This episode scored a 4.9/8 in the ratings.
This episode ranked 5th out of 16 WB shows for the week.
This episode scored a 3.0 in the national ratings.
Ranked 87 out of 128 prime time shows.
This episode directly follows the Angel episode "Sanctuary" where Buffy confronts Faith and Angel.
This is the first of two appearances of guest star Bob Fimiani. He also appeared as different characters in two episodes of Angel, as well as an episode of Firefly. He is therefore one of the Whedon hat-trick of actors for appearing in his first three series.
Spike: (to Giles) You know, for someone who's got "Watcher" on his résumé, you might want to cast an eye to the front door every now and again.
Xander: You know what college is? It's high school, only without the actual going to class! Well, high school was kinda like that, too.
Xander: I'm out there working hard to make a living and it's nothing but a huge joke to them. "Xander got fired from Starbucks. Xander got fired from that phone sex line."
Anya: They look down on you.
Xander: And they hate you.
Anya: But they don't look down on me.
Giles: Any problems getting in and out?
Spike: No. I mean, a couple of them made me on the way out, but I took care of them.
Giles: Gave them a good running away from, did you?
Willow: Crack a government encryption code on my laptop? Easy as really difficult pie.
Spike: You're not exactly the whiz these days, either. God, I'm never gonna get paid.
Willow: I am a whiz.
Tara: She is a whiz.
Willow: If ever whiz there was.
Riley: Where do you think you're going?
Angel: Going to see an old girlfriend.
Angel: Oh, and... Riley?
Angel: I don't like him.
Spike: Don't tell me you've never heard of the Beatles.
Adam: I have. I like "Helter Skelter".
Spike: What a surprise.
Xander: Oh. Okay. You and Willow go do the superpower thing, I'll stay behind and putt around the Batcave with crusty old Alfred here.
Giles: Ahh, no. I am no Alfred, sir. No, you forget. Alfred had a job.
Buffy: Are you drunk?
Giles: Yes. Quite a bit, actually.
Buffy: This is stupid.
Xander: Stupid. So you finally have the guts to say it to my face.

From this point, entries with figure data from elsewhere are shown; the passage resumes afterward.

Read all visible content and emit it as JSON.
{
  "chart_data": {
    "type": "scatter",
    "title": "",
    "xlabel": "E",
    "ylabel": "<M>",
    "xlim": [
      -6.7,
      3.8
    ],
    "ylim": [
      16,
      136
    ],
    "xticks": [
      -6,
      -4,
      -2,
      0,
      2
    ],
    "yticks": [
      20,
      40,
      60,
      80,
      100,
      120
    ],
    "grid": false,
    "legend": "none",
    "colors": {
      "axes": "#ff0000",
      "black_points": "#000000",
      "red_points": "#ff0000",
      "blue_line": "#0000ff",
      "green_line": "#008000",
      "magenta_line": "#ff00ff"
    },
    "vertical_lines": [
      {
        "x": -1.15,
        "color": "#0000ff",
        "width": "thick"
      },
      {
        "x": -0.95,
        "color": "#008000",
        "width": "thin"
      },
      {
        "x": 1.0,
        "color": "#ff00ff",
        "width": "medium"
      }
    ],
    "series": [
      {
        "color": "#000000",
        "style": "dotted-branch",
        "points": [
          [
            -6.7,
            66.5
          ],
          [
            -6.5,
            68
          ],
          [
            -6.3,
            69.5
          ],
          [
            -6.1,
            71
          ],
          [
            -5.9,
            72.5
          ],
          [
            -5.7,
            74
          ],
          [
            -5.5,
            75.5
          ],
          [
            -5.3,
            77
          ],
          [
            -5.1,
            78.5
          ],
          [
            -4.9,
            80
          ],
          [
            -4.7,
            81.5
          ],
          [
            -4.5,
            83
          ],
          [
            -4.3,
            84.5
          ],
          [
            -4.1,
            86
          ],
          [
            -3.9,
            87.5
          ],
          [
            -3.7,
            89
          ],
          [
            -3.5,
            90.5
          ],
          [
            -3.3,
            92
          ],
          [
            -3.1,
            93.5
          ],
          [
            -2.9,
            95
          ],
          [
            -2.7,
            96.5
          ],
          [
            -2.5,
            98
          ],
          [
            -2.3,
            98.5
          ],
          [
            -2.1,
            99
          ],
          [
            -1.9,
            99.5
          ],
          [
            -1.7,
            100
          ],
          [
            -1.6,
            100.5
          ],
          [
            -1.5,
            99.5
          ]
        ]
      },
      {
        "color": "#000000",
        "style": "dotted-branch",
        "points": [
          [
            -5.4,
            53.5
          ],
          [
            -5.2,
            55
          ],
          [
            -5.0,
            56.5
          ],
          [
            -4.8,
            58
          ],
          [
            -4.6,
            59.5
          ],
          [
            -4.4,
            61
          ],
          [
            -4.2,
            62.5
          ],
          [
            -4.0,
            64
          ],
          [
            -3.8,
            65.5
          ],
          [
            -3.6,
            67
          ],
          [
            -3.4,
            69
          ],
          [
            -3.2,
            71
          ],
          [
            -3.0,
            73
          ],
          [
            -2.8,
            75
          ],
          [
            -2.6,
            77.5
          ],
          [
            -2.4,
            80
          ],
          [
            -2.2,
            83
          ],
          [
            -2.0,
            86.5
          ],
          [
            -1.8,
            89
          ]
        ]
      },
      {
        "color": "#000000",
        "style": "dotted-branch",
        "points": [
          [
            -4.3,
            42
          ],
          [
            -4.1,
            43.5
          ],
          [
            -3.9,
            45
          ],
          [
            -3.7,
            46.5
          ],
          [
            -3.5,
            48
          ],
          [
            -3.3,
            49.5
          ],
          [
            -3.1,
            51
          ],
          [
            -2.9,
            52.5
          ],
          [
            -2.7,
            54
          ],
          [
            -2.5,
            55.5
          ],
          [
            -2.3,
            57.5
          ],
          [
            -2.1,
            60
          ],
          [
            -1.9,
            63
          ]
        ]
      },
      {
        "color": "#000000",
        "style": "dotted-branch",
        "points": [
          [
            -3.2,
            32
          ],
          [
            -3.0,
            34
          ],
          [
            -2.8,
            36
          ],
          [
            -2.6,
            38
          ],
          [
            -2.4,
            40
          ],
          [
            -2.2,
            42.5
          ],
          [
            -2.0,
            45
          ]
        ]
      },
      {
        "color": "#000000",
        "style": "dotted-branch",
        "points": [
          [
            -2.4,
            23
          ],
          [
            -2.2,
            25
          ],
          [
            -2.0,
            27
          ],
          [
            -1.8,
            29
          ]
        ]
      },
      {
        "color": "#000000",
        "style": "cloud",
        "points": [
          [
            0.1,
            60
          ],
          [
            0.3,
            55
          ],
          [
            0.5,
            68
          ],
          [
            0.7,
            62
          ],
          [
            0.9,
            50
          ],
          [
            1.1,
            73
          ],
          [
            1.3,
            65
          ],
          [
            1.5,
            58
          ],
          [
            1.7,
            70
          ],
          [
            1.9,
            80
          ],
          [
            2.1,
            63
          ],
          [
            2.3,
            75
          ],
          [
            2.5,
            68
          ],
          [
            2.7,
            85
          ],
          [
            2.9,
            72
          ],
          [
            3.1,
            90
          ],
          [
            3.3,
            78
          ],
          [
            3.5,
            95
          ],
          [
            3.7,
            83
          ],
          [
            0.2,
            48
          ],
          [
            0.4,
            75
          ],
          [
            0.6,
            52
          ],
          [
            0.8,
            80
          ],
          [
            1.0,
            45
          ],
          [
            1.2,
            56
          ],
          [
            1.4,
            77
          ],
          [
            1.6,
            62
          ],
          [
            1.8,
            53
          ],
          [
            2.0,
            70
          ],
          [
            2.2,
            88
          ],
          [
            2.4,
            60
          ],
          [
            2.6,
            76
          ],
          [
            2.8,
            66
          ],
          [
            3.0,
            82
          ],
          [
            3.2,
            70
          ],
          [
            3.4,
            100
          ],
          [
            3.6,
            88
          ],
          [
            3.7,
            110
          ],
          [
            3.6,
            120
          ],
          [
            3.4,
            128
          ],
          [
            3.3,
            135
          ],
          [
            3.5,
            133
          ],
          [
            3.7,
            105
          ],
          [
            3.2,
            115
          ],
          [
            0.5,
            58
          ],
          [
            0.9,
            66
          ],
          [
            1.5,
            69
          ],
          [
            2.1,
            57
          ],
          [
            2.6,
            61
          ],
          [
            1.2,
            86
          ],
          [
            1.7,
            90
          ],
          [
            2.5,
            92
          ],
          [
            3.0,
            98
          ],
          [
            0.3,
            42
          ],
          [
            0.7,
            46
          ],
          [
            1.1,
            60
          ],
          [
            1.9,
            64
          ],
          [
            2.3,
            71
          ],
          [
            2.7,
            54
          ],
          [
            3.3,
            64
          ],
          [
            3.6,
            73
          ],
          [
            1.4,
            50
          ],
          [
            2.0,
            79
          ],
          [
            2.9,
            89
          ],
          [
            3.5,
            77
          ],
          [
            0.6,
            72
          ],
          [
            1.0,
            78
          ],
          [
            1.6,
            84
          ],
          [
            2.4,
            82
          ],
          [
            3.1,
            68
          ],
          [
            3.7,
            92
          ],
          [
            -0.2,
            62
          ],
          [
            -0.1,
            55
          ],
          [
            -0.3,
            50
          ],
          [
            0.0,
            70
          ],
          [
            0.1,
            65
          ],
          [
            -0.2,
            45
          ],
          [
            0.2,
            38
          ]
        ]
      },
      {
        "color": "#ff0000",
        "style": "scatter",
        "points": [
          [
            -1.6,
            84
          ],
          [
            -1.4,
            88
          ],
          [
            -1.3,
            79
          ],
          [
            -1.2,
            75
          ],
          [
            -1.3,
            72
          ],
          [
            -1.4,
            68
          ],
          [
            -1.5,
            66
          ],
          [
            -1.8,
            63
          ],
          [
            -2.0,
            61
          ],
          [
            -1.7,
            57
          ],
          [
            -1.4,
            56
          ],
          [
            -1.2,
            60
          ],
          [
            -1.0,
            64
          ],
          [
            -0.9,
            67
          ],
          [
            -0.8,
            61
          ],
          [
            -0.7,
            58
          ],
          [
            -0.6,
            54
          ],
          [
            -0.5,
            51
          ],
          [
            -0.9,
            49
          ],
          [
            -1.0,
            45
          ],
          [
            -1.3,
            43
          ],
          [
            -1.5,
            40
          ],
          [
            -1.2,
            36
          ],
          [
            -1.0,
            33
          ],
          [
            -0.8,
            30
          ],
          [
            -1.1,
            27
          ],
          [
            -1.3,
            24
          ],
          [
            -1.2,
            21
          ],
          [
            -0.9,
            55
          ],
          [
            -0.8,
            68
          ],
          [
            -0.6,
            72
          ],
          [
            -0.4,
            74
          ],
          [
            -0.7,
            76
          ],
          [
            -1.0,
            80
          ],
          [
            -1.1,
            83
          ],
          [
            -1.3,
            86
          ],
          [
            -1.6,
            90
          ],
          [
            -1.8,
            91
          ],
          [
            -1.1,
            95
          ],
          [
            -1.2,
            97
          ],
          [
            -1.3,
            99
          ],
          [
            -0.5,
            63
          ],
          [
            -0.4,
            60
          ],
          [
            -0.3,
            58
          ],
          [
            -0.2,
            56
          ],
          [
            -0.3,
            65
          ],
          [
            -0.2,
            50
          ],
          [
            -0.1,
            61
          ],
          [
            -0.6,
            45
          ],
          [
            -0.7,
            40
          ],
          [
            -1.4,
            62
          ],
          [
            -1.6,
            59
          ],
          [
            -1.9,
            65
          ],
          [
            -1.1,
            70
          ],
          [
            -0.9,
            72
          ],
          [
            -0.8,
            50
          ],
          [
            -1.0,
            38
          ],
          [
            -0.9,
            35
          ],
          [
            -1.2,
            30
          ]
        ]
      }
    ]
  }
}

Buffy: I didn't say you were stupid. So... stop being an idiot and let me fix this!
Xander: Just because you're better than us, doesn't mean you can be all superior.

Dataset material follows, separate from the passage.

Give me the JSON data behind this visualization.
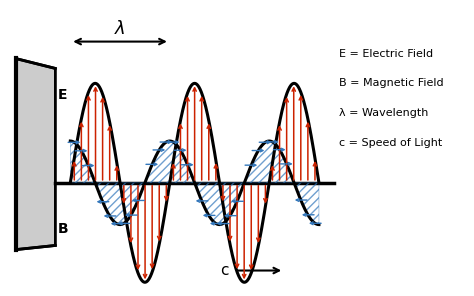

Willow: We have to face it, you can't handle Tara being my girlfriend.
Xander: No! It was bad before that! Since you two went off to college and forgot about me! Just left me in the basement to - Tara's your girlfriend?
Giles: Bloody hell!
Buffy: Enough! All I know is you want to help, right? Be part of the team?
Willow: I don't know anymore.
Xander: Feeling not wanted.
Buffy: No! No, you said you wanted to go. So let's go! All of us. We'll walk into that cave with you two attacking me and the funny drunk drooling on my shoe! Hey! Hey, maybe that's the secret way of killing Adam!
Buffy: Is that it? Is that how you can help? You're not answering me! How can you possibly help? (no response) So, I guess I'm starting to understand why there's no ancient prophecy about a Chosen One and her friends.